ICBD 2012
Es war einmal ein Märchen, das die ganze Welt erzählte
Es war einmal ein Märchen, das die ganze Welt erzählte. Dieses Märchen war in Wirklichkeit nicht nur ein einziges, sondern sehr viele, die die Welt erfüllten mit ihren Geschichten von ungehorsamen Mädchen und bösen Wölfen, von gläsernen Pantoffeln und verliebten Königssöhnen, von schlauen Katern und standhaften Zinnsoldaten, von freundlichen Riesen und paradiesischen Schokoladenfabriken. Sie erfüllten sie mit Worten, mit Klugheit, mit Bildern, mit außergewöhnlichen Figuren. Sie ließen sie lachen, staunen, zusammenleben.
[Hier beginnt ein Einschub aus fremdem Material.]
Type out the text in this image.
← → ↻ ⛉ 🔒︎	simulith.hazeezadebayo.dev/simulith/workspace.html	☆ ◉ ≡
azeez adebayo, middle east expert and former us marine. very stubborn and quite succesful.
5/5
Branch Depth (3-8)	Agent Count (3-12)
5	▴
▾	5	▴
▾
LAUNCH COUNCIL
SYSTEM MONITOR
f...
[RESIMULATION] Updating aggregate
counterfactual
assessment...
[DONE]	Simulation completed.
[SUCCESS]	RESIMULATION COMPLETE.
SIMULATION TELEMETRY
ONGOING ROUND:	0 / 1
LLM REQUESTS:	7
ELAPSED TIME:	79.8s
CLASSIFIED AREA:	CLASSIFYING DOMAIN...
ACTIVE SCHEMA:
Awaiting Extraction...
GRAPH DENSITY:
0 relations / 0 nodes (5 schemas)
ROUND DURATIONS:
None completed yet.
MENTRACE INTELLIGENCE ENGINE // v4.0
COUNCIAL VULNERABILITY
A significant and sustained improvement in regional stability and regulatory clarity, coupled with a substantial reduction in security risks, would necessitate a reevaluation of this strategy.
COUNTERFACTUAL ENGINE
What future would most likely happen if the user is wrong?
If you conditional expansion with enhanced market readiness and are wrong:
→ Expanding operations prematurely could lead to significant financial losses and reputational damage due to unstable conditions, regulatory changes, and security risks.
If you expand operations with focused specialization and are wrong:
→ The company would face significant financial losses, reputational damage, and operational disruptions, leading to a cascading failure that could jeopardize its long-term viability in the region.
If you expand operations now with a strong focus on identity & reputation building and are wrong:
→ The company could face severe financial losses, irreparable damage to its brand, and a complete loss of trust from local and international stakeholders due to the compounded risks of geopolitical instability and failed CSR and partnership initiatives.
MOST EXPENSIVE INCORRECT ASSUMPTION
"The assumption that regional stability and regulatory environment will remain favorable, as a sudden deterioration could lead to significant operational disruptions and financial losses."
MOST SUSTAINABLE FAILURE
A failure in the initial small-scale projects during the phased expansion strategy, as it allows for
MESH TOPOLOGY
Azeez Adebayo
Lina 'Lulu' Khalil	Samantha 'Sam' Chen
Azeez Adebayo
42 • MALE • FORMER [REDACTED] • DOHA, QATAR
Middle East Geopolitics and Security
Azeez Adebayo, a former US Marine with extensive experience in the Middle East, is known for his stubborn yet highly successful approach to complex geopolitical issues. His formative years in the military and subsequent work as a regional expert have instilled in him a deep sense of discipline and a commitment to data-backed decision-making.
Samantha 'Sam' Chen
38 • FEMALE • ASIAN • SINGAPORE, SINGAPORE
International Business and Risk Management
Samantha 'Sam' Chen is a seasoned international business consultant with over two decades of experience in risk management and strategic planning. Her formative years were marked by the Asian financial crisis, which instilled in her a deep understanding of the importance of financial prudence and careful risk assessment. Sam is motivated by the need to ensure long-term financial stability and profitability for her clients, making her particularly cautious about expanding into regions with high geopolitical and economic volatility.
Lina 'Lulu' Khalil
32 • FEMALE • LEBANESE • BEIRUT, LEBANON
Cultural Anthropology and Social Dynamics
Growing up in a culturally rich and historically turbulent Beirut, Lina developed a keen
Sie erfüllten sie mit Bedeutungen. Und seit jener Zeit haben sich diese Märchen vervielfältigt, um uns tausendundeinmal zu sagen: „Es war einmal ein Märchen, das die ganze Welt erzählte ...“
Beim Lesen, beim Erzählen und beim Anhören von Märchen üben wir uns in der Vorstellungskraft, so als müßten wir diese schulen, um sie in Form zu halten. Und eines Tages wird, ohne dass wir es auch nur ahnen, eine dieser Geschichten in unserem Leben auftauchen, um uns erfinderische Lösungen anzubieten für die Schwierigkeiten, die sich uns in den Weg stellen.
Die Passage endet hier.